Cannot create index in mongodb, "key too large to index"

I am creating index in mongodb having 10 million records but following error

db.logcollection.ensureIndex({"Module":1})
{
        "createdCollectionAutomatically" : false,
        "numIndexesBefore" : 3,
        "ok" : 0,
        "errmsg" : "Btree::insert: key too large to index, failing play.logcollection.$Module_1 1100 { : \"RezGainUISystem.Net.WebException: The request was aborted: The request was canceled.\r\n   at System.Net.ConnectStream.InternalWrite(Boolean async, Byte...\" }",
        "code" : 17282
}

Please help me how to createindex in mongodb,


Solution 1:

MongoDB will not create an index on a collection if the index entry for an existing document exceeds the index key limit (1024 bytes). You can however create a hashed index or text index instead:

db.logcollection.createIndex({"Module":"hashed"})

or

db.logcollection.createIndex({"Module":"text"})

Solution 2:

You can silent this behaviour by launching mongod instance with the following command:

mongod --setParameter failIndexKeyTooLong=false

or by executing the following command from mongoShell

db.getSiblingDB('admin').runCommand( { setParameter: 1, failIndexKeyTooLong: false } )

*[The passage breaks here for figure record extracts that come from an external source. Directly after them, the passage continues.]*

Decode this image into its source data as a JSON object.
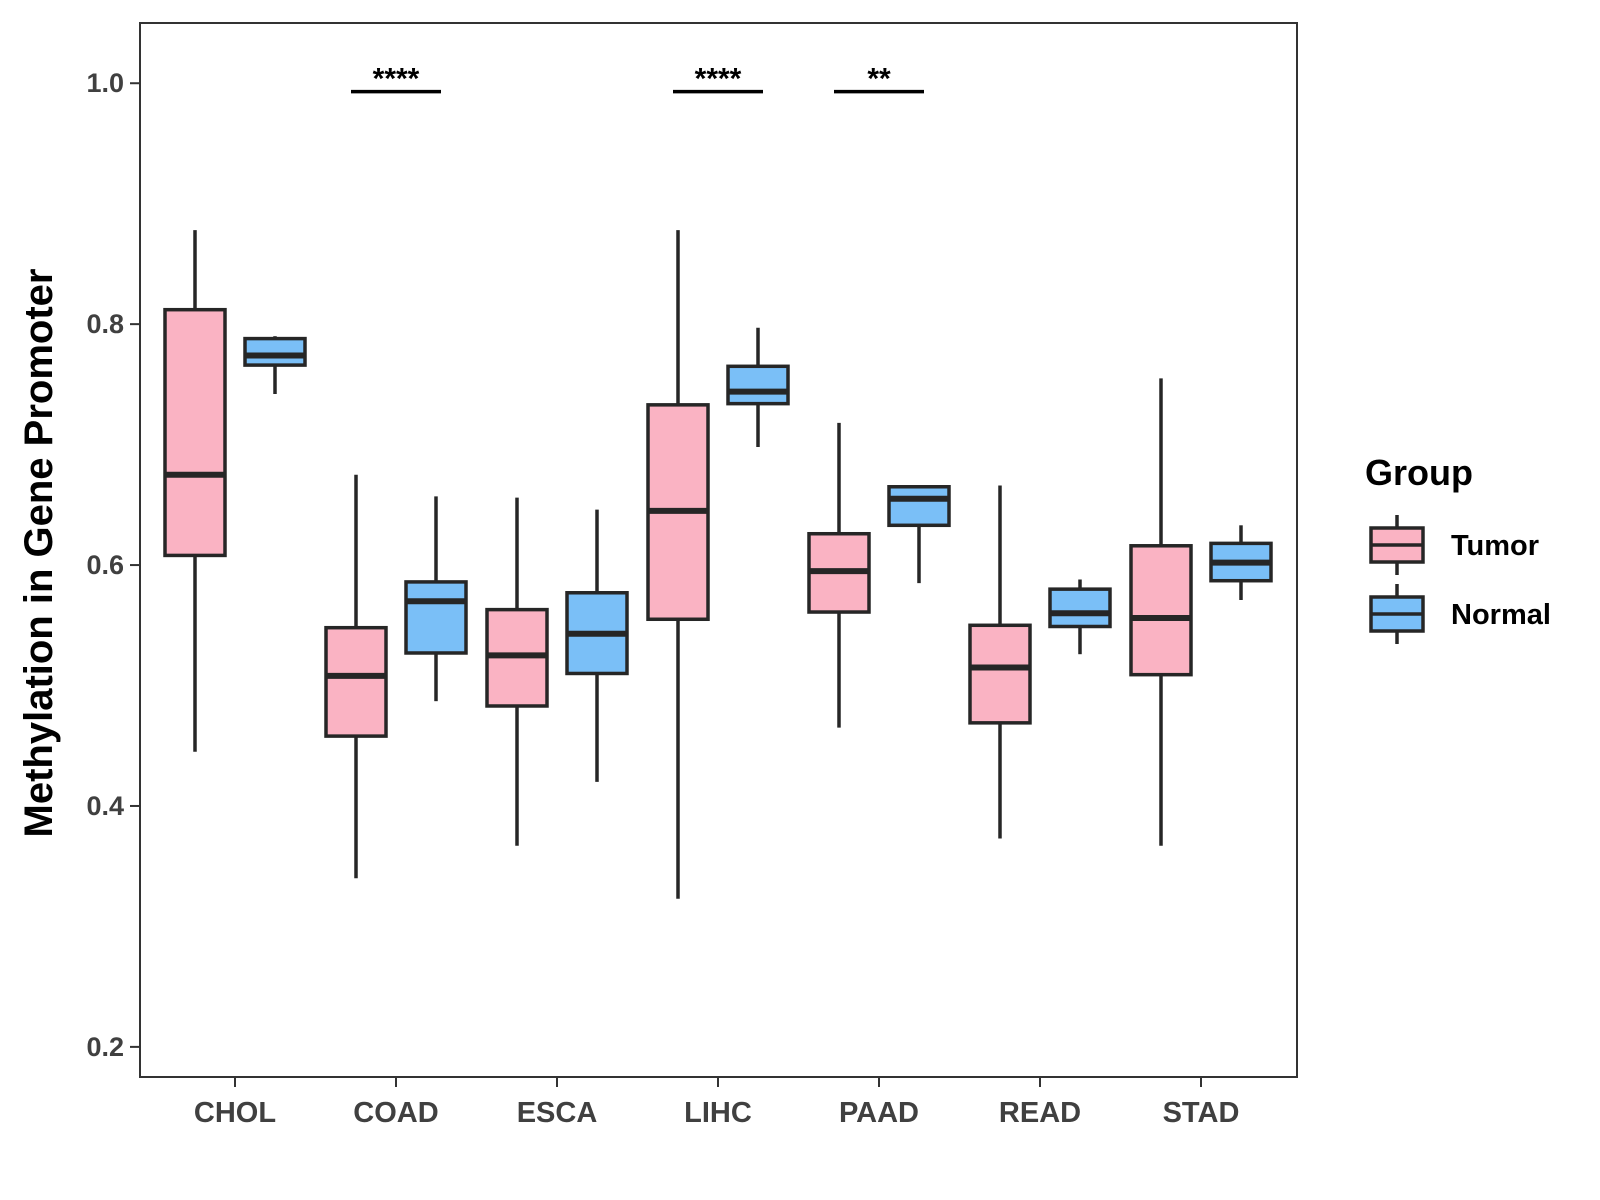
{
  "chart_data": {
    "type": "boxplot",
    "title": "",
    "xlabel": "",
    "ylabel": "Methylation in Gene Promoter",
    "ylim": [
      0.175,
      1.05
    ],
    "yticks": [
      0.2,
      0.4,
      0.6,
      0.8,
      1.0
    ],
    "ytick_labels": [
      "0.2",
      "0.4",
      "0.6",
      "0.8",
      "1.0"
    ],
    "grid": false,
    "categories": [
      "CHOL",
      "COAD",
      "ESCA",
      "LIHC",
      "PAAD",
      "READ",
      "STAD"
    ],
    "legend": {
      "title": "Group",
      "position": "right",
      "items": [
        {
          "label": "Tumor",
          "color": "#FAB3C3"
        },
        {
          "label": "Normal",
          "color": "#7ABFF7"
        }
      ]
    },
    "series": [
      {
        "name": "Tumor",
        "color": "#FAB3C3",
        "boxes": [
          {
            "category": "CHOL",
            "whisker_low": 0.445,
            "q1": 0.608,
            "median": 0.675,
            "q3": 0.812,
            "whisker_high": 0.878
          },
          {
            "category": "COAD",
            "whisker_low": 0.34,
            "q1": 0.458,
            "median": 0.508,
            "q3": 0.548,
            "whisker_high": 0.675
          },
          {
            "category": "ESCA",
            "whisker_low": 0.367,
            "q1": 0.483,
            "median": 0.525,
            "q3": 0.563,
            "whisker_high": 0.656
          },
          {
            "category": "LIHC",
            "whisker_low": 0.323,
            "q1": 0.555,
            "median": 0.645,
            "q3": 0.733,
            "whisker_high": 0.878
          },
          {
            "category": "PAAD",
            "whisker_low": 0.465,
            "q1": 0.561,
            "median": 0.595,
            "q3": 0.626,
            "whisker_high": 0.718
          },
          {
            "category": "READ",
            "whisker_low": 0.373,
            "q1": 0.469,
            "median": 0.515,
            "q3": 0.55,
            "whisker_high": 0.666
          },
          {
            "category": "STAD",
            "whisker_low": 0.367,
            "q1": 0.509,
            "median": 0.556,
            "q3": 0.616,
            "whisker_high": 0.755
          }
        ]
      },
      {
        "name": "Normal",
        "color": "#7ABFF7",
        "boxes": [
          {
            "category": "CHOL",
            "whisker_low": 0.742,
            "q1": 0.766,
            "median": 0.774,
            "q3": 0.788,
            "whisker_high": 0.79
          },
          {
            "category": "COAD",
            "whisker_low": 0.487,
            "q1": 0.527,
            "median": 0.57,
            "q3": 0.586,
            "whisker_high": 0.657
          },
          {
            "category": "ESCA",
            "whisker_low": 0.42,
            "q1": 0.51,
            "median": 0.543,
            "q3": 0.577,
            "whisker_high": 0.646
          },
          {
            "category": "LIHC",
            "whisker_low": 0.698,
            "q1": 0.734,
            "median": 0.744,
            "q3": 0.765,
            "whisker_high": 0.797
          },
          {
            "category": "PAAD",
            "whisker_low": 0.585,
            "q1": 0.633,
            "median": 0.655,
            "q3": 0.665,
            "whisker_high": 0.665
          },
          {
            "category": "READ",
            "whisker_low": 0.526,
            "q1": 0.549,
            "median": 0.56,
            "q3": 0.58,
            "whisker_high": 0.588
          },
          {
            "category": "STAD",
            "whisker_low": 0.571,
            "q1": 0.587,
            "median": 0.602,
            "q3": 0.618,
            "whisker_high": 0.633
          }
        ]
      }
    ],
    "annotations": [
      {
        "category": "COAD",
        "text": "****",
        "y": 0.993
      },
      {
        "category": "LIHC",
        "text": "****",
        "y": 0.993
      },
      {
        "category": "PAAD",
        "text": "**",
        "y": 0.993
      }
    ]
  }
}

If you ensured that your field will exceed the limit very rarely, then one way to solve this issue is by splitting your field (that causes index out of limit) into parts by byte length < 1KB e.g. for field val I would split it into tuple of fields val_1, val_2 and so on. Mongo stores text as utf-8 valid values. It means that you need a function that can split utf-8 strings properly.

   def split_utf8(s, n):
    """
    (ord(s[k]) & 0xc0) == 0x80 - checks whether it is continuation byte (actual part of the string) or jsut header indicates how many bytes there are in multi-byte sequence

    An interesting aside by the way. You can classify bytes in a UTF-8 stream as follows:

    With the high bit set to 0, it's a single byte value.
    With the two high bits set to 10, it's a continuation byte.
    Otherwise, it's the first byte of a multi-byte sequence and the number of leading 1 bits indicates how many bytes there are in total for this sequence (110... means two bytes, 1110... means three bytes, etc).
    """
    s = s.encode('utf-8')
    while len(s) > n:
        k = n
        while (ord(s[k]) & 0xc0) == 0x80:
            k -= 1
        yield s[:k]
        s = s[k:]
    yield s

Then you can define your compound index:

db.coll.ensureIndex({val_1: 1, val_2: 1, ...}, {background: true})

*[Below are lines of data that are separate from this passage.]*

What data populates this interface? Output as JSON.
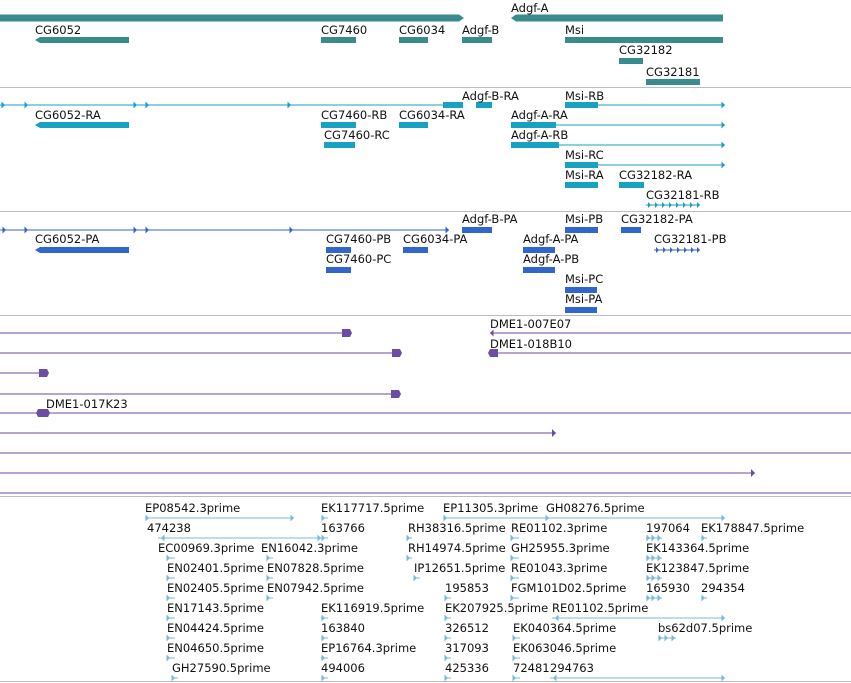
{
  "colors": {
    "gene": "#3a8c8c",
    "transcript": "#18a2c2",
    "protein": "#3366cc",
    "clone": "#6b4ea3",
    "est": "#7bb8de",
    "divider": "#bcbcbc"
  },
  "tracks": {
    "genes": [
      {
        "name": "gene-adgf-a",
        "label": "Adgf-A"
      },
      {
        "name": "gene-cg6052",
        "label": "CG6052"
      },
      {
        "name": "gene-cg7460",
        "label": "CG7460"
      },
      {
        "name": "gene-cg6034",
        "label": "CG6034"
      },
      {
        "name": "gene-adgf-b",
        "label": "Adgf-B"
      },
      {
        "name": "gene-msi",
        "label": "Msi"
      },
      {
        "name": "gene-cg32182",
        "label": "CG32182"
      },
      {
        "name": "gene-cg32181",
        "label": "CG32181"
      }
    ],
    "transcripts": [
      {
        "name": "transcript-adgf-b-ra",
        "label": "Adgf-B-RA"
      },
      {
        "name": "transcript-msi-rb",
        "label": "Msi-RB"
      },
      {
        "name": "transcript-cg6052-ra",
        "label": "CG6052-RA"
      },
      {
        "name": "transcript-cg7460-rb",
        "label": "CG7460-RB"
      },
      {
        "name": "transcript-cg6034-ra",
        "label": "CG6034-RA"
      },
      {
        "name": "transcript-adgf-a-ra",
        "label": "Adgf-A-RA"
      },
      {
        "name": "transcript-cg7460-rc",
        "label": "CG7460-RC"
      },
      {
        "name": "transcript-adgf-a-rb",
        "label": "Adgf-A-RB"
      },
      {
        "name": "transcript-msi-rc",
        "label": "Msi-RC"
      },
      {
        "name": "transcript-msi-ra",
        "label": "Msi-RA"
      },
      {
        "name": "transcript-cg32182-ra",
        "label": "CG32182-RA"
      },
      {
        "name": "transcript-cg32181-rb",
        "label": "CG32181-RB"
      }
    ],
    "proteins": [
      {
        "name": "protein-adgf-b-pa",
        "label": "Adgf-B-PA"
      },
      {
        "name": "protein-msi-pb",
        "label": "Msi-PB"
      },
      {
        "name": "protein-cg32182-pa",
        "label": "CG32182-PA"
      },
      {
        "name": "protein-cg6052-pa",
        "label": "CG6052-PA"
      },
      {
        "name": "protein-cg7460-pb",
        "label": "CG7460-PB"
      },
      {
        "name": "protein-cg6034-pa",
        "label": "CG6034-PA"
      },
      {
        "name": "protein-adgf-a-pa",
        "label": "Adgf-A-PA"
      },
      {
        "name": "protein-cg32181-pb",
        "label": "CG32181-PB"
      },
      {
        "name": "protein-cg7460-pc",
        "label": "CG7460-PC"
      },
      {
        "name": "protein-adgf-a-pb",
        "label": "Adgf-A-PB"
      },
      {
        "name": "protein-msi-pc",
        "label": "Msi-PC"
      },
      {
        "name": "protein-msi-pa",
        "label": "Msi-PA"
      }
    ],
    "clones": [
      {
        "name": "clone-dme1-007e07",
        "label": "DME1-007E07"
      },
      {
        "name": "clone-dme1-018b10",
        "label": "DME1-018B10"
      },
      {
        "name": "clone-dme1-017k23",
        "label": "DME1-017K23"
      }
    ],
    "ests": [
      {
        "name": "est-ep08542",
        "label": "EP08542.3prime"
      },
      {
        "name": "est-ek117717",
        "label": "EK117717.5prime"
      },
      {
        "name": "est-ep11305",
        "label": "EP11305.3prime"
      },
      {
        "name": "est-gh08276",
        "label": "GH08276.5prime"
      },
      {
        "name": "est-474238",
        "label": "474238"
      },
      {
        "name": "est-163766",
        "label": "163766"
      },
      {
        "name": "est-rh38316",
        "label": "RH38316.5prime"
      },
      {
        "name": "est-re01102-3",
        "label": "RE01102.3prime"
      },
      {
        "name": "est-197064",
        "label": "197064"
      },
      {
        "name": "est-ek178847",
        "label": "EK178847.5prime"
      },
      {
        "name": "est-ec00969",
        "label": "EC00969.3prime"
      },
      {
        "name": "est-en16042",
        "label": "EN16042.3prime"
      },
      {
        "name": "est-rh14974",
        "label": "RH14974.5prime"
      },
      {
        "name": "est-gh25955",
        "label": "GH25955.3prime"
      },
      {
        "name": "est-ek143364",
        "label": "EK143364.5prime"
      },
      {
        "name": "est-en02401",
        "label": "EN02401.5prime"
      },
      {
        "name": "est-en07828",
        "label": "EN07828.5prime"
      },
      {
        "name": "est-ip12651",
        "label": "IP12651.5prime"
      },
      {
        "name": "est-re01043",
        "label": "RE01043.3prime"
      },
      {
        "name": "est-ek123847",
        "label": "EK123847.5prime"
      },
      {
        "name": "est-en02405",
        "label": "EN02405.5prime"
      },
      {
        "name": "est-en07942",
        "label": "EN07942.5prime"
      },
      {
        "name": "est-195853",
        "label": "195853"
      },
      {
        "name": "est-fgm101d02",
        "label": "FGM101D02.5prime"
      },
      {
        "name": "est-165930",
        "label": "165930"
      },
      {
        "name": "est-294354",
        "label": "294354"
      },
      {
        "name": "est-en17143",
        "label": "EN17143.5prime"
      },
      {
        "name": "est-ek116919",
        "label": "EK116919.5prime"
      },
      {
        "name": "est-ek207925",
        "label": "EK207925.5prime"
      },
      {
        "name": "est-re01102-5",
        "label": "RE01102.5prime"
      },
      {
        "name": "est-en04424",
        "label": "EN04424.5prime"
      },
      {
        "name": "est-163840",
        "label": "163840"
      },
      {
        "name": "est-326512",
        "label": "326512"
      },
      {
        "name": "est-ek040364",
        "label": "EK040364.5prime"
      },
      {
        "name": "est-bs62d07",
        "label": "bs62d07.5prime"
      },
      {
        "name": "est-en04650",
        "label": "EN04650.5prime"
      },
      {
        "name": "est-ep16764",
        "label": "EP16764.3prime"
      },
      {
        "name": "est-317093",
        "label": "317093"
      },
      {
        "name": "est-ek063046",
        "label": "EK063046.5prime"
      },
      {
        "name": "est-gh27590",
        "label": "GH27590.5prime"
      },
      {
        "name": "est-494006",
        "label": "494006"
      },
      {
        "name": "est-425336",
        "label": "425336"
      },
      {
        "name": "est-72481",
        "label": "72481"
      },
      {
        "name": "est-294763",
        "label": "294763"
      }
    ]
  }
}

or multiple indexes per each val_i:

db.coll.ensureIndex({val_1: 1}, {background: true})
db.coll.ensureIndex({val_1: 2}, {background: true})
...
db.coll.ensureIndex({val_1: i}, {background: true})

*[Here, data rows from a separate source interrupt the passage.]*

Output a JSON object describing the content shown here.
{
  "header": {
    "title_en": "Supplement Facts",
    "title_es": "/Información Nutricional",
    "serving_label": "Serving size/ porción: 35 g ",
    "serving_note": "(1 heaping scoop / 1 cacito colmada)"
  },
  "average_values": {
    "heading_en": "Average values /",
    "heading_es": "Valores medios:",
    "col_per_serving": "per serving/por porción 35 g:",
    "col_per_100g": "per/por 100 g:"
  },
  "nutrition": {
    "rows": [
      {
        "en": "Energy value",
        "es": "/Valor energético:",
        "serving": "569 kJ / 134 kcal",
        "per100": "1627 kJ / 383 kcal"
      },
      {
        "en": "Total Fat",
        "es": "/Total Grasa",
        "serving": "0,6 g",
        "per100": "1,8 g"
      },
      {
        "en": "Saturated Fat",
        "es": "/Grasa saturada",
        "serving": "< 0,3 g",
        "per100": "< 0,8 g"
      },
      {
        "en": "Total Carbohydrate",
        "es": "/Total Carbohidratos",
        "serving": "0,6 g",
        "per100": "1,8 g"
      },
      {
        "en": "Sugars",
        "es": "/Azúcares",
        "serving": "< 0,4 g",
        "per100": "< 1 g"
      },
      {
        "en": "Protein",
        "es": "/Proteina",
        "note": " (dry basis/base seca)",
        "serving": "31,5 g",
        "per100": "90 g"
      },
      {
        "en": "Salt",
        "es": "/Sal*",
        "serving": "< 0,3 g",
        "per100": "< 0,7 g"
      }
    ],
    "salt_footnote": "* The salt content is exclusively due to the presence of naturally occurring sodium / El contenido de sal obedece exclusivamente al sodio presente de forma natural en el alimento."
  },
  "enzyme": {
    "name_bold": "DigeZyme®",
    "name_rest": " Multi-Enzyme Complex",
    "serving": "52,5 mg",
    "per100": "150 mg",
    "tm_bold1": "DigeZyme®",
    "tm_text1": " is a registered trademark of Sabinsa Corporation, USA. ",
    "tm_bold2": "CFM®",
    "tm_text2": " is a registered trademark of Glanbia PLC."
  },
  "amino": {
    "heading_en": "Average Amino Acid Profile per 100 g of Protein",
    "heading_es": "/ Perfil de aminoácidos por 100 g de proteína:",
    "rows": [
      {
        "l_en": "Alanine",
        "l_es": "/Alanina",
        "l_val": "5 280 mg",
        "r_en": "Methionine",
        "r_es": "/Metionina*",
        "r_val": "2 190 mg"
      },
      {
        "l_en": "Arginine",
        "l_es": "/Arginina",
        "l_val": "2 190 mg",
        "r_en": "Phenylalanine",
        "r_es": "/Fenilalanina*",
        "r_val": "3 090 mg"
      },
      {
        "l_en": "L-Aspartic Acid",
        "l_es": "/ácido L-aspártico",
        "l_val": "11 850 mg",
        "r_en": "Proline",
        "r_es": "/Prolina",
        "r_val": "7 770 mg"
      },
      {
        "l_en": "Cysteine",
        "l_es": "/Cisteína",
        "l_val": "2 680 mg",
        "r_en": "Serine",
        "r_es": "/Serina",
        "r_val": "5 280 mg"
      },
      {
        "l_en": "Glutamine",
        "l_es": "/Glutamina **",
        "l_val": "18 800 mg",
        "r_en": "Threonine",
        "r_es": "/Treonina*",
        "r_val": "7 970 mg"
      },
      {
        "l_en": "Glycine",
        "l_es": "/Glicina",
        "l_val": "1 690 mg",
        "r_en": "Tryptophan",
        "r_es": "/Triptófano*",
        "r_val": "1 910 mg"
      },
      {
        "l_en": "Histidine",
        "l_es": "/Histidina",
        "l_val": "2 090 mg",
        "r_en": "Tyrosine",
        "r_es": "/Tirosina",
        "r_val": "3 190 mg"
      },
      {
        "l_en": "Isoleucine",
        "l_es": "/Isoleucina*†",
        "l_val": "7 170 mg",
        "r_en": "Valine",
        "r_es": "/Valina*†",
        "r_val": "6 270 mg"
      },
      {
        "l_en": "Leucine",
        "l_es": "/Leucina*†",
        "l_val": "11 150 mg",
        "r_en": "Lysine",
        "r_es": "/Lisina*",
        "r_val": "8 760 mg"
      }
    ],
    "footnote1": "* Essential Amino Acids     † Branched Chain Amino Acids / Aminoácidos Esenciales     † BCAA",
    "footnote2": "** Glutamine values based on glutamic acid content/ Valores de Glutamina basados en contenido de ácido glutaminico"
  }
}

Important: If you consider using your field in compound index, then be careful with the second argument for split_utf8 function. At each document you need to remove sum of bytes of each field value that comprise your index key e.g. for index (a:1, b:1, val: 1) 1024 - sizeof(value(a)) - sizeof(value(b))

In any other cases use either hash or text indexes.